Historian says Pulitzer awarded to Duranty should be revoked


by Andrew Nynka

PARSIPPANY, N.J. - A noted Columbia University professor of history has said in a report - commissioned by The New York Times and subsequently sent to the Pulitzer Prize Board - that the 1931 dispatches of Pulitzer Prize winner Walter Duranty showed "a serious lack of balance."

Prof. Mark von Hagen said in an interview with The Ukrainian Weekly on October 23 that Mr. Duranty's reporting from the Soviet Union could be characterized as "cynical in tone and apologist in purpose and effect in terms of justifying what the Stalinist regime was up to."

"That lack of balance and uncritical acceptance of the Soviet self-justification for its cruel and wasteful regime was a disservice to the American readers of The New York Times and the liberal values they subscribe to and to the historical experience of the peoples of the Russian and Soviet empires and their struggle for a better life," Dr. von Hagen wrote in his 4,138-word report.

The New York Times commissioned Dr. von Hagen to write an independent assessment of Mr. Duranty's reporting on the Soviet Union after the newspaper received a letter from the Pulitzer Prize Board in July.

In the letter, the board said it was responding to "a new round of demands" that the prize awarded to Mr. Duranty in 1932 be revoked, The New York Times reported. The letter asked the newspaper for its comments on Mr. Duranty's work.

As part of its review of Mr. Duranty's work, The New York Times commissioned Dr. von Hagen, an expert on early 20th century Soviet history, to examine nearly all of what Mr. Duranty wrote for The New York Times in 1931.

"After reading through a good portion of Duranty's reporting for 1931, I was disappointed and disturbed by the overall picture he painted of the Soviet Union for that period," Dr. von Hagen wrote. "But after reading so much of Duranty in 1931 it is far less surprising to me that he would deny in print the famine of 1932-1933."

Asked if his opinion of Mr. Duranty's reporting would change if he were to examine only those 13 articles for which Mr. Duranty won the Pulitzer Prize, Dr. von Hagen replied with a resolute no. The reporting for which he won the Pulitzer Prize was "quintessential of the problems of Mr. Duranty's analysis," Dr. von Hagen said. The professor said that Mr. Duranty's award "diminishes the prize's value."

"It should never have been awarded in the first place," Dr. von Hagen said. "I started reading [Mr. Duranty's work from 1931] and kept saying: this is apology, clearly apology."
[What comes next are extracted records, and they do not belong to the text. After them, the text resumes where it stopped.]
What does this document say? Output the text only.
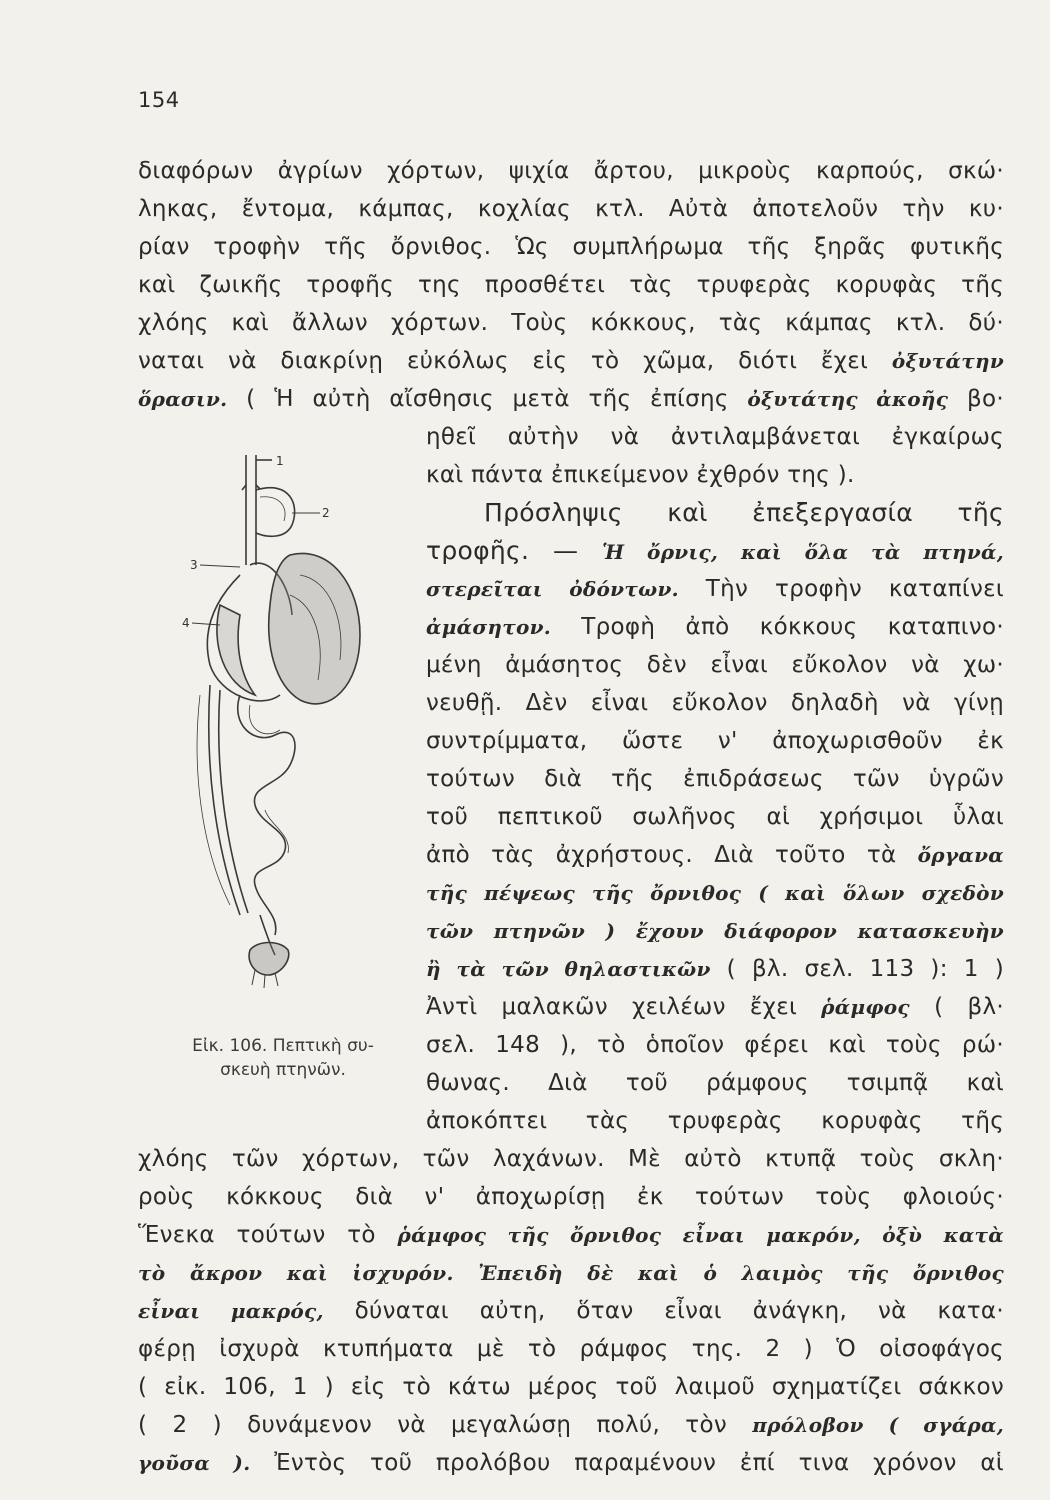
154
διαφόρων ἀγρίων χόρτων, ψιχία ἄρτου, μικροὺς καρπούς, σκώ·
ληκας, ἔντομα, κάμπας, κοχλίας κτλ. Αὐτὰ ἀποτελοῦν τὴν κυ·
ρίαν τροφὴν τῆς ὄρνιθος. Ὡς συμπλήρωμα τῆς ξηρᾶς φυτικῆς
καὶ ζωικῆς τροφῆς της προσθέτει τὰς τρυφερὰς κορυφὰς τῆς
χλόης καὶ ἄλλων χόρτων. Τοὺς κόκκους, τὰς κάμπας κτλ. δύ·
ναται νὰ διακρίνῃ εὐκόλως εἰς τὸ χῶμα, διότι ἔχει ὀξυτάτην
ὅρασιν. ( Ἡ αὐτὴ αἴσθησις μετὰ τῆς ἐπίσης ὀξυτάτης ἀκοῆς βο·
ηθεῖ αὐτὴν νὰ ἀντιλαμβάνεται ἐγκαίρως
καὶ πάντα ἐπικείμενον ἐχθρόν της ).
Πρόσληψις καὶ ἐπεξεργασία τῆς
τροφῆς. — Ἡ ὄρνις, καὶ ὅλα τὰ πτηνά,
στερεῖται ὀδόντων. Τὴν τροφὴν καταπίνει
ἀμάσητον. Τροφὴ ἀπὸ κόκκους καταπινο·
μένη ἀμάσητος δὲν εἶναι εὔκολον νὰ χω·
νευθῇ. Δὲν εἶναι εὔκολον δηλαδὴ νὰ γίνῃ
συντρίμματα, ὥστε ν' ἀποχωρισθοῦν ἐκ
τούτων διὰ τῆς ἐπιδράσεως τῶν ὑγρῶν
τοῦ πεπτικοῦ σωλῆνος αἱ χρήσιμοι ὗλαι
ἀπὸ τὰς ἀχρήστους. Διὰ τοῦτο τὰ ὄργανα
τῆς πέψεως τῆς ὄρνιθος ( καὶ ὅλων σχεδὸν
τῶν πτηνῶν ) ἔχουν διάφορον κατασκευὴν
ἢ τὰ τῶν θηλαστικῶν ( βλ. σελ. 113 ): 1 )
Ἀντὶ μαλακῶν χειλέων ἔχει ῥάμφος ( βλ·
σελ. 148 ), τὸ ὁποῖον φέρει καὶ τοὺς ρώ·
θωνας. Διὰ τοῦ ράμφους τσιμπᾷ καὶ
ἀποκόπτει τὰς τρυφερὰς κορυφὰς τῆς
χλόης τῶν χόρτων, τῶν λαχάνων. Μὲ αὐτὸ κτυπᾷ τοὺς σκλη·
ροὺς κόκκους διὰ ν' ἀποχωρίσῃ ἐκ τούτων τοὺς φλοιούς·
Ἕνεκα τούτων τὸ ῥάμφος τῆς ὄρνιθος εἶναι μακρόν, ὀξὺ κατὰ
τὸ ἄκρον καὶ ἰσχυρόν. Ἐπειδὴ δὲ καὶ ὁ λαιμὸς τῆς ὄρνιθος
εἶναι μακρός, δύναται αὐτη, ὅταν εἶναι ἀνάγκη, νὰ κατα·
φέρῃ ἰσχυρὰ κτυπήματα μὲ τὸ ράμφος της. 2 ) Ὁ οἰσοφάγος
( εἰκ. 106, 1 ) εἰς τὸ κάτω μέρος τοῦ λαιμοῦ σχηματίζει σάκκον
( 2 ) δυνάμενον νὰ μεγαλώσῃ πολύ, τὸν πρόλοβον ( σγάρα,
γοῦσα ). Ἐντὸς τοῦ προλόβου παραμένουν ἐπί τινα χρόνον αἱ
1
2
3
4
Εἰκ. 106. Πεπτικὴ συ-
σκευὴ πτηνῶν.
Dr. von Hagen's completed report was sent to the Pulitzer Prize Board on July 29 by The New York Times, which included a cover letter with comments from Arthur Sulzberger Jr., the publisher of The New York Times. Mr. Sulzberger said, according to an article in The Times on October 23, that "over the past two decades, The Times has often acknowledged that Duranty's slovenly work should have been recognized for what it was by his editors and by his Pulitzer judges seven decades ago."

However, Mr. Sulzberger also advised the Pulitzer Board to consider that revoking Mr. Duranty's award "might evoke the Stalinist practice to airbrush purged figures out of official records and histories." Mr. Sulzberger also said he feared that "the board would be setting a precedent for revisiting its judgments over many decades."

Dr. von Hagen acknowledged concerns The New York Times may have about prize revocation in terms of the precedent such a move might create. However, he said that arguing the moral equivalence of revoking Mr. Duranty's prize with Stalin's airbrushing, or removing, individuals from historical records, was "deeply troubling." Records of Mr. Duranty, even if the Pulitzer Prize were revoked, would still abound in books, articles and other materials, Dr. von Hagen said.

The executive editor of The New York Times, Bill Keller, told The Washington Post on October 23 that the newspaper would have no objection if the Pulitzer Prize Board wanted to revoke Mr. Duranty's award. Mr. Keller called Mr. Duranty's work "pretty dreadful. ... It was a parroting of propaganda," the Washington Post reported.

Mr. Keller also said in an interview with his own paper: "It's absolutely true that the work Duranty did, at least as much of it as I've read, was credulous."

"I don't think either The New York Times or the Pulitzer Prize Board will collapse if they admit they made a mistake," Dr. von Hagen said.

Sig Gissler, administrator for the Pulitzer Prizes and a Columbia journalism professor, said the matter was under internal review and declined any further comment. Officials from The New York Times did not return The Weekly's phone call before deadline.

Since the inception of the Pulitzer Prizes in 1917, the Pulitzer Board has never revoked an award. Mr. Gissler siad the board is scheduled to meet on November 21, but he would not say what steps the board might take next.